L’Assemblée nationale a adopté en première lecture le 26 septembre dernier un projet de loi relatif à la lutte contre la fraude dont deux articles consacrent le « name and shame », autrement dit la publication des manquements graves au respect de la loi fiscale commis par certains contribuables.
Cette appellation unique recouvre en réalité deux règles distinctes. La première créerait pour le juge pénal qui prononce une condamnation en matière fiscale une obligation (alors qu’il ne s’agit aujourd’hui pour lui que d’une simple faculté) d’ordonner l’affichage et la diffusion de sa décision. Le juge pourrait toutefois décider de ne pas y procéder en justifiant cette décision par les circonstances de l’infraction et la personnalité de son auteur.
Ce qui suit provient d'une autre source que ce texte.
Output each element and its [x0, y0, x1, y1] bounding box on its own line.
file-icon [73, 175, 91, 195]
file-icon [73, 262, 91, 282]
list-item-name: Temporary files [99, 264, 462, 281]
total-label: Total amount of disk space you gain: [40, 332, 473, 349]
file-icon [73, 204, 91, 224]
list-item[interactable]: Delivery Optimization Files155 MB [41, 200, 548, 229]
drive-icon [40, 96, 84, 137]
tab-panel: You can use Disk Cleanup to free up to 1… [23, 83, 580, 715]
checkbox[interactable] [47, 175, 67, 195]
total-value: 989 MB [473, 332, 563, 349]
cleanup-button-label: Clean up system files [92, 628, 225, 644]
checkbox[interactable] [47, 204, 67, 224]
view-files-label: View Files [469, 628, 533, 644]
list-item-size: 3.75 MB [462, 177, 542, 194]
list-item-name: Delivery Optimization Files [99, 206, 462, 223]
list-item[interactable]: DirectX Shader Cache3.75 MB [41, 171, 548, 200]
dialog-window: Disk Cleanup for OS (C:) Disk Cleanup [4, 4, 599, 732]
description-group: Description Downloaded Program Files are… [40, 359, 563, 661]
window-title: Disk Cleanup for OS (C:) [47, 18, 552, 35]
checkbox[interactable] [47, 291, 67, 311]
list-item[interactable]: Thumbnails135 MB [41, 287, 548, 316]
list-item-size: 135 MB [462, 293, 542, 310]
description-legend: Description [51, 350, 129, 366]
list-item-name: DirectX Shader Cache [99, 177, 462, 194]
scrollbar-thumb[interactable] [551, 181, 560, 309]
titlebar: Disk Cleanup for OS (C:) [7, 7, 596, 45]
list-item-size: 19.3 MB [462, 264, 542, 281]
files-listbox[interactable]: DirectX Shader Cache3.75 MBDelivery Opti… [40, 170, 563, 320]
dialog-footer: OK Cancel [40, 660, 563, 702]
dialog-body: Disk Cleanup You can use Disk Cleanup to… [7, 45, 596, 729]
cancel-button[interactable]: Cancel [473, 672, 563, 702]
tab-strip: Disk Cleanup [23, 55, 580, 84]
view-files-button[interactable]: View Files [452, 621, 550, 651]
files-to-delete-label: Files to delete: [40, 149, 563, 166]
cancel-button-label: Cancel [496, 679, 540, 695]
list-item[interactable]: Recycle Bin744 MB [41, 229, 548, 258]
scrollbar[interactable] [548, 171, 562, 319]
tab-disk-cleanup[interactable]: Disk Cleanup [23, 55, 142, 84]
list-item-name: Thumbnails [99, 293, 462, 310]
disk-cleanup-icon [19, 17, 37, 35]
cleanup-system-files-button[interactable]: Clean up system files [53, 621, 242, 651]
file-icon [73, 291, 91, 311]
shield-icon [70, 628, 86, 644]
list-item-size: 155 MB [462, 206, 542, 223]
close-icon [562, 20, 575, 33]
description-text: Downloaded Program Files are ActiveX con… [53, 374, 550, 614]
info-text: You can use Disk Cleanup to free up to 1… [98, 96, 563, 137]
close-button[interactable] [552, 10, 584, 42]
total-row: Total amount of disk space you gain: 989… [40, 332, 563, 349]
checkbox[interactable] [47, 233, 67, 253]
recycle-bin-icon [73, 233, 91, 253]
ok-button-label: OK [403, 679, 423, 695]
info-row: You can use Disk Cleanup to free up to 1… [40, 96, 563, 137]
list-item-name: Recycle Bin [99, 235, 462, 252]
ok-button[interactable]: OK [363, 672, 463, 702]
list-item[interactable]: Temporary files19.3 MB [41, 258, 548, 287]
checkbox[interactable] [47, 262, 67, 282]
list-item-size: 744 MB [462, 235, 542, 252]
La seconde règle, totalement nouvelle dans son principe, permettrait à l’administration fiscale, après avis conforme et motivé de la commission des infractions fiscales, de publier sur son site internet les amendes ou majorations appliquées à l’encontre de personnes morales à raison de manquements graves. Ceux-ci sont définis en référence à un critère objectif, à savoir un montant de droits fraudés d’un minimum de 50 000 €. S’y ajoute un critère plus ambigu, à savoir la commission d’un abus de droit ou de manœuvres frauduleuses. La publication, qui ne pourrait excéder une durée d’un an, porterait sur la nature et le montant des droits fraudés et des pénalités appliquées, la dénomination du contribuable ainsi que, le cas échéant, l’activité professionnelle et le lieu d’exercice de l’activité. Le contribuable pourrait faire suspendre (s’il agit dans les soixante jours de la notification de la décision de publication) ou cesser (s’il agit ultérieurement) la publication en exerçant un recours portant sur les impositions et pénalités correspondantes. La suspension ou le retrait de la publication durerait jusqu’à l’intervention d’une décision juridictionnelle confirmant de manière définitive le bien-fondé de la décision de publication.
Ces deux mesures reposent sur l’objectif de stigmatisation publique des personnes qui se rendent coupables de manquements graves à la loi fiscale. Elles procèdent du constat que l’atteinte à la réputation est un risque que les entreprises craignent désormais autant, voire plus, que les sanctions financières.
Le « name and shame » fait ainsi entrer le comportement fiscal dans l’ère de la société de communication. Le défi de cette évolution est toutefois de résister à la stigmatisation incontrôlée en l’assortissant de garanties pour les contribuables. Compte tenu notamment de la grande incertitude qui accompagne la définition de l’abus de droit en matière fiscale, il est à craindre qu’une publication prématurée (au cas où le contribuable n’aurait pas exercé un recours dans un délai que la loi rend extrêmement bref) puisse produire des effets irréversibles au détriment de contribuables dont le principal tort aura finalement été de s’être montré habiles.